随着脚掌的下压,脚背被反向推挤,死死抵住坚硬的鞋面。而那根被夹在脚底和鞋底之间的灼热、粗大的肉棒,正不断地通过剧烈的搏动彰显着自己的存在感。在丝袜的过滤下,脚心甚至能清晰地摸索出硕大龟头那上翘的冠状沟与肉棒柱身交界处那条明显的凹槽差异。
我加大了力度,将全部的力量集中在脚底,向着鞋面狠狠踩去,我甚至感觉那根被夹住的肉棒都快要被我硬生生踩扁了。
然而,月见千岁脸上的那一丝不适不仅完全消失,甚至还在重压之下发出了一声极其舒服的闷哼。
他配合着我脚部的碾压,开始缓缓地前后挺身。那根被死死夹在黑色皮鞋面和白丝脚底之间的粗大肉棒,开始在狭窄的空间里艰难而又剧烈地抽动起来。
「噗滋……哧……」
那颗硕大的、充血的龟头,时而借着前冲的力道,利用上翘的冠状沟极其粗暴地摩擦着脚底的白丝袜,给我细嫩的脚掌带来一丝瘙痒感,然后从另一侧的鞋口处硬生生探出湿漉漉的头来;时而在我加重力道时收回去,接受我脚掌足心毫不留情的反复碾压。剧烈的刺激让马眼不断吐出透明的、粘稠的前列腺液,将鞋内的白丝布料彻底沾湿,发出黏腻的闷响。
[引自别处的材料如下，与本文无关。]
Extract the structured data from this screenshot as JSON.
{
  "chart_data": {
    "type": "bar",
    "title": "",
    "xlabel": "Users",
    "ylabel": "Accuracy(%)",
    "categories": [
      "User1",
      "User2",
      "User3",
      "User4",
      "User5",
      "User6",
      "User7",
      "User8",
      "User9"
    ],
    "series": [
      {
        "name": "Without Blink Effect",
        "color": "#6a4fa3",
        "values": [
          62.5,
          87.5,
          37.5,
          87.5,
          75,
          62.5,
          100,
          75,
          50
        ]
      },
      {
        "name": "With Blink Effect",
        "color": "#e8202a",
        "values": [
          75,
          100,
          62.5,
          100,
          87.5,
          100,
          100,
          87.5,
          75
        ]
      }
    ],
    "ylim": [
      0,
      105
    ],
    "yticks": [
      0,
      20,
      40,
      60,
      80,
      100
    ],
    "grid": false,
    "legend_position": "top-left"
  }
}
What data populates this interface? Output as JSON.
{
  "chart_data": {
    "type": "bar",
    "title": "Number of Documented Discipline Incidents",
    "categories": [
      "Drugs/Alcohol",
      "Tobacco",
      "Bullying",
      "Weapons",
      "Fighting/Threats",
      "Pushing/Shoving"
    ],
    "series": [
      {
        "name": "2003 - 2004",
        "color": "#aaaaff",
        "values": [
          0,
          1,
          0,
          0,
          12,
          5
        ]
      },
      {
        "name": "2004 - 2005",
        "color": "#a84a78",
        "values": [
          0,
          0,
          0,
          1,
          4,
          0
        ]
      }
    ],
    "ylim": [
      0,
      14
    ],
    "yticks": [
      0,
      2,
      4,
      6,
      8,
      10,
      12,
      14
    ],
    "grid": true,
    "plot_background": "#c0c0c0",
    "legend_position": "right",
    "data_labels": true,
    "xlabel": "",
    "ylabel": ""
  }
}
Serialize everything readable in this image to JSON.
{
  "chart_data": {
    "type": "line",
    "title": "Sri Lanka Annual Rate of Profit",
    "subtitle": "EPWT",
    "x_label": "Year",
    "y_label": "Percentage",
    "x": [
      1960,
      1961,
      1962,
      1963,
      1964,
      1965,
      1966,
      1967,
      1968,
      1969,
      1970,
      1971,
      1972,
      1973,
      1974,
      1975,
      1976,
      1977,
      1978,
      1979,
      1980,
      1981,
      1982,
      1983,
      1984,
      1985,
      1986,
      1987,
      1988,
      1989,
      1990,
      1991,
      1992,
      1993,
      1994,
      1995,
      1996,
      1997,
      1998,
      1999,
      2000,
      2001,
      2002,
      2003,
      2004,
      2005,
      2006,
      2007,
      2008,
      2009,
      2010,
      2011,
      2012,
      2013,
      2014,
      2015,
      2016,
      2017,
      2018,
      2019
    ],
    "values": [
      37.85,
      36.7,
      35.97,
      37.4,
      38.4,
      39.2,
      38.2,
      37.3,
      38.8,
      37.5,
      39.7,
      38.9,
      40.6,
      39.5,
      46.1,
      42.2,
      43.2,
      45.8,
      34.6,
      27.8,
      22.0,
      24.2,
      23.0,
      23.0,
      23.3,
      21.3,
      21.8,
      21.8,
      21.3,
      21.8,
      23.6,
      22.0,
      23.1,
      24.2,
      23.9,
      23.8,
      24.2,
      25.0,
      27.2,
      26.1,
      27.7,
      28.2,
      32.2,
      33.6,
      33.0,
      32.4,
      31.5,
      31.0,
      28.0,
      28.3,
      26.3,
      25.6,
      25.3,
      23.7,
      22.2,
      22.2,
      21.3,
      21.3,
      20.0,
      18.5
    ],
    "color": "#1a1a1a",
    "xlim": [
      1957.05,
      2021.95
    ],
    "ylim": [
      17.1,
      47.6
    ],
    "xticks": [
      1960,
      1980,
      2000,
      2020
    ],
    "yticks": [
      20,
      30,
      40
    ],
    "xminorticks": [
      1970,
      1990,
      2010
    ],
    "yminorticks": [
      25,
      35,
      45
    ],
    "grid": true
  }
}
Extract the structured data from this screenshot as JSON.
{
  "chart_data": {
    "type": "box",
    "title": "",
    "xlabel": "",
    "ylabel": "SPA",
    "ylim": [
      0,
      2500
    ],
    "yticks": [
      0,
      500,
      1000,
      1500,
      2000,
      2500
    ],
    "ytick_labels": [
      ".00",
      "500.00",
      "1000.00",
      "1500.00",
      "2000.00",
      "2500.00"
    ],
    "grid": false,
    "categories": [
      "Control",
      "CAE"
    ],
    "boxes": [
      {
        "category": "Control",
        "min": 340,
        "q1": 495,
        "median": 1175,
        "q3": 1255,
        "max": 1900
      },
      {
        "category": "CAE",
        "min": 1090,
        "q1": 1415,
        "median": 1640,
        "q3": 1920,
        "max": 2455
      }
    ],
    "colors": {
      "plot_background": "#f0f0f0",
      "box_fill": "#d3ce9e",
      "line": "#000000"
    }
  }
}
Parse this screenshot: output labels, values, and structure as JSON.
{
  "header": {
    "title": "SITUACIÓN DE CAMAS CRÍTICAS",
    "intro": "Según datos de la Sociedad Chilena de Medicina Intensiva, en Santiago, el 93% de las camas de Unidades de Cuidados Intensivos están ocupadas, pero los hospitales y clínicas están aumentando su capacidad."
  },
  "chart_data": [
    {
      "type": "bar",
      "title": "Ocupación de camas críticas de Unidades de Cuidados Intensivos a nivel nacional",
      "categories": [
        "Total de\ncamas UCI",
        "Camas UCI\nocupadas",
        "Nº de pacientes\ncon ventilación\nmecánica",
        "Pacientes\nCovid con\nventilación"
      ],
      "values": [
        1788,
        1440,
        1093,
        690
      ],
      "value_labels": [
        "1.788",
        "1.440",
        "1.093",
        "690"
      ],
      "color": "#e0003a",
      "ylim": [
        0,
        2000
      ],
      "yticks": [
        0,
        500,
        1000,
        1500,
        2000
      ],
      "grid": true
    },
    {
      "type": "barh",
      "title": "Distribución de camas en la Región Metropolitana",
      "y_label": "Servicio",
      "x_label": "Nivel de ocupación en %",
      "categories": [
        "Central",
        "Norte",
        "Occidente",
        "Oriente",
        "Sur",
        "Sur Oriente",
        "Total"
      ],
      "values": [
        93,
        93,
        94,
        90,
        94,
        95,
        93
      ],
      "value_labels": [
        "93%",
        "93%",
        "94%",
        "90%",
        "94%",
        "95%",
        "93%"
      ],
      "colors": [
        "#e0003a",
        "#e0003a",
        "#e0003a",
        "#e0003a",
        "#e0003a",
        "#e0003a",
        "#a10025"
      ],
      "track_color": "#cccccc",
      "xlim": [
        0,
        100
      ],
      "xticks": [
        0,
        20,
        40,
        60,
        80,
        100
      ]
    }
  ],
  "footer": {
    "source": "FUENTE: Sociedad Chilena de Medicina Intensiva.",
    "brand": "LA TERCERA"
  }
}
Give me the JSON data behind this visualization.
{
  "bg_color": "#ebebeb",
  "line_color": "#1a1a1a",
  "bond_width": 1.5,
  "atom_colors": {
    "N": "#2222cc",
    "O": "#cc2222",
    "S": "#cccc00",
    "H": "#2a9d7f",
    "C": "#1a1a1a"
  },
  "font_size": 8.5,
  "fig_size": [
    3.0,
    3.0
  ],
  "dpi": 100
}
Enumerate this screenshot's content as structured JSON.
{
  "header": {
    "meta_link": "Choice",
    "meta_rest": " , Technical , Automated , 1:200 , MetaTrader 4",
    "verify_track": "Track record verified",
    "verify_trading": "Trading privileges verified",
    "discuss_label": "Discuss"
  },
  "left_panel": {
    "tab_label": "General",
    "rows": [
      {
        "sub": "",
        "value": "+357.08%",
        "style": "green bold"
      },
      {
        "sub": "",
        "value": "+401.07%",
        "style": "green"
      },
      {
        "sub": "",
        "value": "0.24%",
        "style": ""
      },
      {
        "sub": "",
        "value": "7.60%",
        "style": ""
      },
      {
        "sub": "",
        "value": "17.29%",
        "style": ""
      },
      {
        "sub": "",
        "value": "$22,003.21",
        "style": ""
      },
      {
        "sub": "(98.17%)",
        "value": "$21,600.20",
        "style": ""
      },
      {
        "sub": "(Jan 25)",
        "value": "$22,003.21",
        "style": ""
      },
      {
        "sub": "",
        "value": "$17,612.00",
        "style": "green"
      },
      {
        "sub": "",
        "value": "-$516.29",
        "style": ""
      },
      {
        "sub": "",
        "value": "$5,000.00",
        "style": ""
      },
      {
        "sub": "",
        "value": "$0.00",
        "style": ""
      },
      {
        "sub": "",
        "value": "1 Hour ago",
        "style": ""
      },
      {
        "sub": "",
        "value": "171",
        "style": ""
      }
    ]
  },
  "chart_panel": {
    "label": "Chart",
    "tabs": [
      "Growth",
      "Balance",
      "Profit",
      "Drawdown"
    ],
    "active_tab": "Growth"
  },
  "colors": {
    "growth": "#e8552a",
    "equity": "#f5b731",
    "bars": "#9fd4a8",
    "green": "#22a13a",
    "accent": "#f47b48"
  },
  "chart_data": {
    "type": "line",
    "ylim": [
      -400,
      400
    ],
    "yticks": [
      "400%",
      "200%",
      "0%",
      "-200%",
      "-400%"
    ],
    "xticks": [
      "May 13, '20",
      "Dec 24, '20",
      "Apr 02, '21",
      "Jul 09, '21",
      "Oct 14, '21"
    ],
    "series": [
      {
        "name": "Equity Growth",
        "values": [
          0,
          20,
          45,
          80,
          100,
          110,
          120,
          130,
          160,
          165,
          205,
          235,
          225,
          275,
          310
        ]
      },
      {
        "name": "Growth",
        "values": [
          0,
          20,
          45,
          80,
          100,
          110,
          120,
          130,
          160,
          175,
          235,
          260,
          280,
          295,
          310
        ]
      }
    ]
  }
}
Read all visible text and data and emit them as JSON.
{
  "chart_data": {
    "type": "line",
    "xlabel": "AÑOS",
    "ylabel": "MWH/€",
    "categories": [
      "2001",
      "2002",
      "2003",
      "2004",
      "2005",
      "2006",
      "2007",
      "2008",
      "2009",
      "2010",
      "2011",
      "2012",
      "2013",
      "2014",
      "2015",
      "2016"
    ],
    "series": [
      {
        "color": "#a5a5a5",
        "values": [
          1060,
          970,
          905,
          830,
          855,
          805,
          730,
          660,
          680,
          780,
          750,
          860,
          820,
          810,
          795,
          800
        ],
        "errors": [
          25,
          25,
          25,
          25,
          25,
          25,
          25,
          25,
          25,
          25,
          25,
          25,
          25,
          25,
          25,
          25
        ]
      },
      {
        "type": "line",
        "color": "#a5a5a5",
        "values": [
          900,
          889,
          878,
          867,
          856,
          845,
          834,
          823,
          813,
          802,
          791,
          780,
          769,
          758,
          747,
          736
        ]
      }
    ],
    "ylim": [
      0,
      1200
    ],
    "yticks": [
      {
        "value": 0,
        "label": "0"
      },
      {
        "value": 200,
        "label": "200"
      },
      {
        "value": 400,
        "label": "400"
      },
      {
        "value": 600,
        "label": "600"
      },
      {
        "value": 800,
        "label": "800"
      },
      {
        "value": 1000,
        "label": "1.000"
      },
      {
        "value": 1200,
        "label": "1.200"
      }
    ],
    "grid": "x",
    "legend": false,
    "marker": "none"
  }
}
但单脚的鞋内足交,这种极度扭曲的姿势对双方的体力和耐力都不太好受。为了尽快让他释放出来,结束这场酷刑,我抬起一直悬在半空中无所事事的左腿,将左腿从下方灵活地绕过来,用穿着白丝袜的左脚脚背,精准地贴合在右脚乐福鞋敞开的另一侧鞋口上。
等他下一次挺腰,那颗巨大的龟头再次从鞋口缝隙里艰难探出来的时候,我便立刻利用左脚脚背处丝袜的十字交叉编织的材质特性,对准他最为敏感的马眼处,进行快速而集中的摩擦刮蹭。
与此同时,深陷在鞋内的右脚则在持续加大力度,死死踩着那根滚烫的肉棒,给予他更多的物理压迫快感。在踩踏的同时,脚掌还在狭小的鞋内空间里尽力地上下旋转着,试着用脚心和丝袜的纹理去碾磨那些暴起的青筋,试着全方位增加刺激的维度。
这种被鞋面夹击、右脚重踩、左脚背摩擦马眼的多重极限刺激,效果可谓是立竿见影。
月见千岁那张总是从容不迫的脸庞终于出现了崩裂的迹象。他微微仰起头,脖颈处喉结剧烈地上下滚动。口中不断吐出粗重的、破碎的叹息,伴随着低沉的呼唤:
「啊……伊织……」
看着他这种被快感逼得几近失控、一切都被我操控掌握的样子,我的心里涌起一阵奇异的满足感,甚至让我感到十分受用。那根平日里总是在我体内横冲直撞、作威作福的凶器,此刻正被我以一种极具羞辱性的姿态死死踩在脚下压迫着。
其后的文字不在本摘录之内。